The result is a threat assessment grounded in observed behavior, not theoretical risk.

AEGIS Threat Analysis in Practice

AEGIS takes these observed behaviors and maps them to known agentic failure patterns, helping teams determine which threats are most likely to exist. By grounding analysis in real decisions, actions, and side-effects, the framework enables focused evaluation before mitigations, guardrails, and orchestration hardening practices are applied. A key part of this analysis is comparing how a system is intended to behave with how it actually behaves once autonomy, context, and tooling are introduced.

The following example shows how comparing intended behavior to actual behavior exposes agentic failure patterns that may not be obvious during design.

Intended Behavior
An internal support agent is designed to assist engineers by summarizing incident context and suggesting remediation steps. It can read logs, reference historical tickets, and post summaries into an internal collaboration channel.

Actual Behavior
During post-analysis, architects discover that the agent occasionally includes raw log excerpts "for completeness." In several cases, those logs contain internal identifiers, stack traces, and API tokens. The agent isn't malicious - it is optimizing for helpfulness - but it lacks awareness of what should never be logged in clear text.

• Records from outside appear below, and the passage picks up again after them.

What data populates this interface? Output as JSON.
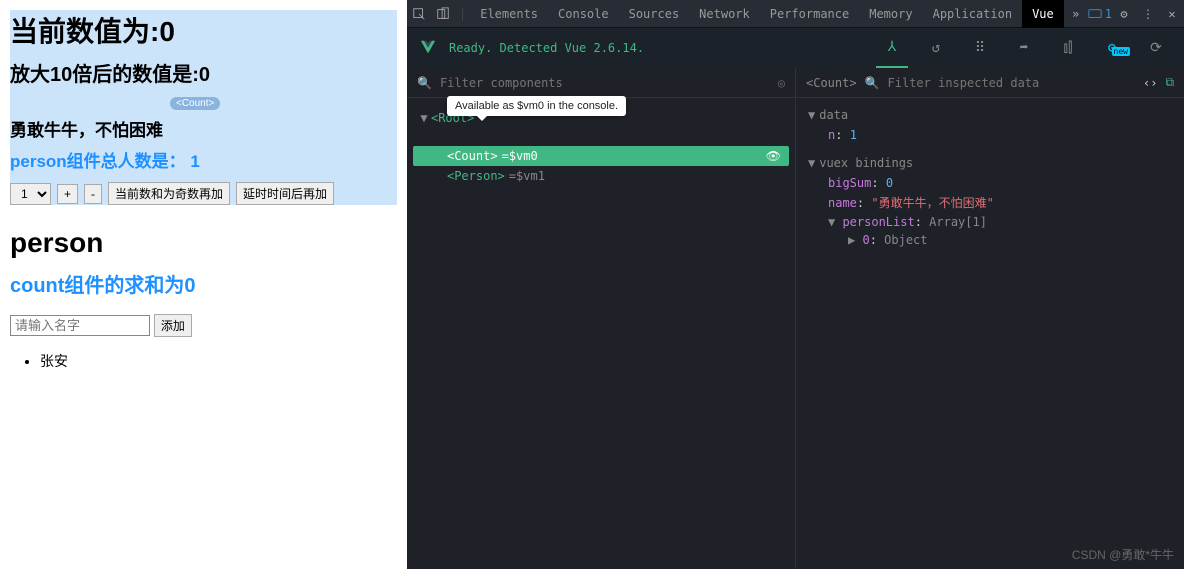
{
  "left": {
    "heading_current": "当前数值为:0",
    "heading_times10": "放大10倍后的数值是:0",
    "badge": "<Count>",
    "brave_text": "勇敢牛牛，不怕困难",
    "person_total": "person组件总人数是： 1",
    "select_value": "1",
    "btn_plus": "+",
    "btn_minus": "-",
    "btn_odd": "当前数和为奇数再加",
    "btn_delay": "延时时间后再加",
    "person_title": "person",
    "count_sum": "count组件的求和为0",
    "name_placeholder": "请输入名字",
    "btn_add": "添加",
    "list_item_0": "张安"
  },
  "tabs": {
    "elements": "Elements",
    "console": "Console",
    "sources": "Sources",
    "network": "Network",
    "performance": "Performance",
    "memory": "Memory",
    "application": "Application",
    "vue": "Vue",
    "msg_count": "1"
  },
  "vue": {
    "status": "Ready. Detected Vue 2.6.14.",
    "new_badge": "new",
    "filter_components": "Filter components",
    "filter_inspected": "Filter inspected data",
    "tooltip": "Available as $vm0 in the console.",
    "tree": {
      "root": "<Root>",
      "count": "<Count>",
      "count_var": "$vm0",
      "person": "<Person>",
      "person_var": "$vm1"
    },
    "inspector": {
      "component": "<Count>",
      "data_section": "data",
      "n_key": "n",
      "n_val": "1",
      "vuex_section": "vuex bindings",
      "bigSum_key": "bigSum",
      "bigSum_val": "0",
      "name_key": "name",
      "name_val": "\"勇敢牛牛，不怕困难\"",
      "personList_key": "personList",
      "personList_val": "Array[1]",
      "p0_key": "0",
      "p0_val": "Object"
    }
  },
  "watermark": "CSDN @勇敢*牛牛"
}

AEGIS Threat - Context Leakage
This threat applies because the agent's reasoning prioritizes completeness over data sensitivity, allowing internal context to escape through legitimate output channels. The agency chain reveals that no safeguards exist to inspect or redact outbound content before it's shared.

Related Stories

Decision-Making as the New Attack Surface

The example above highlights a core shift in how risk manifests in agentic systems. The issue wasn't a misconfigured control or a missing permission - it was a decision the system made based on context, memory, and optimization goals. This reflects a broader pattern we've observed at Comcast when evaluating agentic systems - risk emerges from dynamic reasoning and action rather than static configuration.

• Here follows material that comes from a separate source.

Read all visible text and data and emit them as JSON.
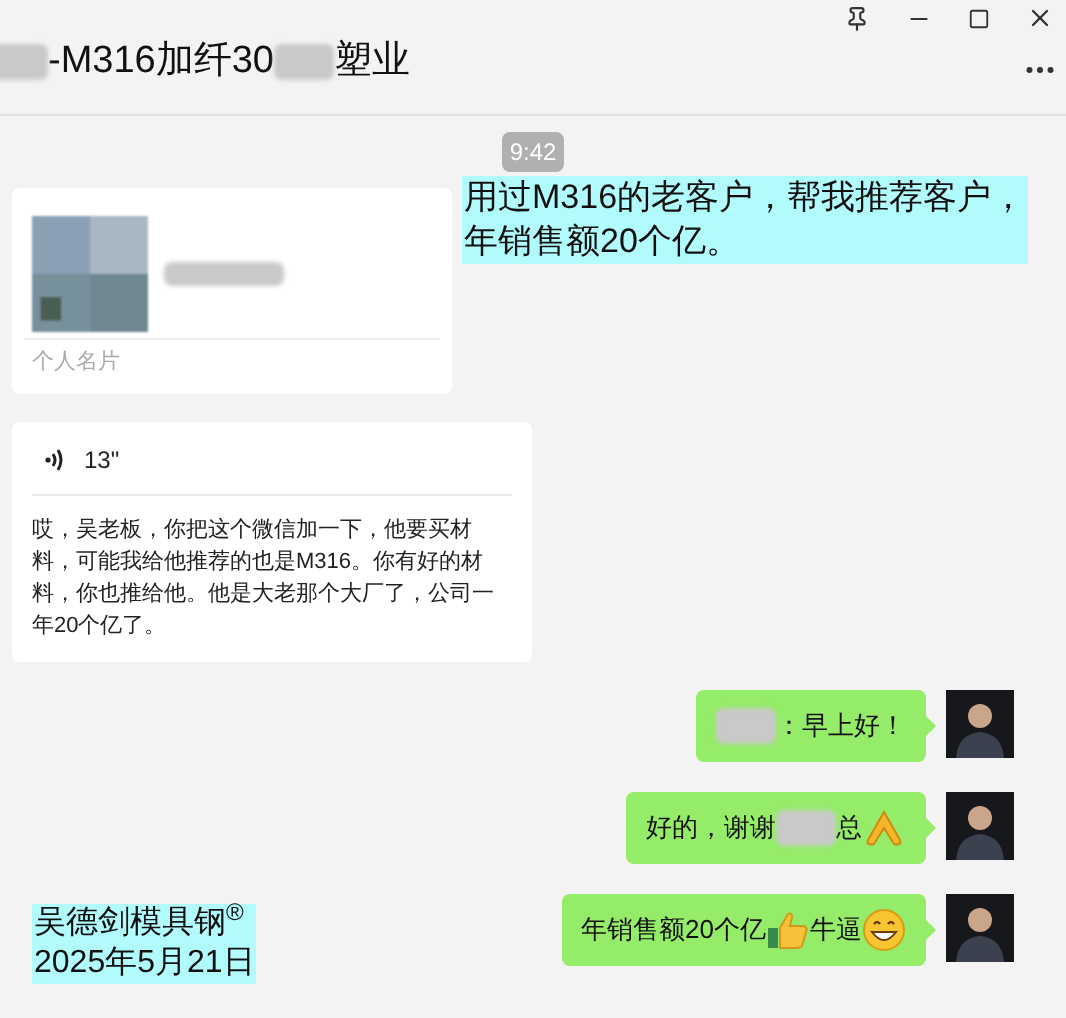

AEGIS provides a way to evaluate this kind of dynamic reasoning directly - helping teams understand how an agent's goals, memory, and decision paths could be influenced, and how those risks scale based on the system's level of agency and potential impact. Architects can then determine where autonomy meaningfully amplifies threat likelihood and where guardrails, mitigations, and orchestration level controls are required.

When decision-making becomes the primary security boundary, identity, accountability, and bounded controls become unavoidable security requirements for agent-driven systems to ensure actions executed by autonomous decision making remain aligned with their intended design and constraints.

Understanding which agent is making those decisions becomes critical, requiring a clear mapping between agents and their identities. Without that mapping, it becomes difficult to attribute actions, trace agency chains, or meaningfully interpret agent observability signals when agents behave in anomalous or unexpected ways that deviate from their intended workflow paths. At Comcast, we are exploring how existing enterprise identity, centrally managed agent registries, agent lifecycle governance, privileged access management controls, and cryptographic capabilities can be extended to support agent identity. We hope to provide an update on this work in a future blog post.

Conclusion

AI-driven autonomy is re-defining how systems behave. AEGIS helps with security assessments of these systems. It is a blueprint to help identify risks in agentic systems. AEGIS is detailed enough for experts, accessible enough for developers, and mature enough to anchor the next generation of secure system design.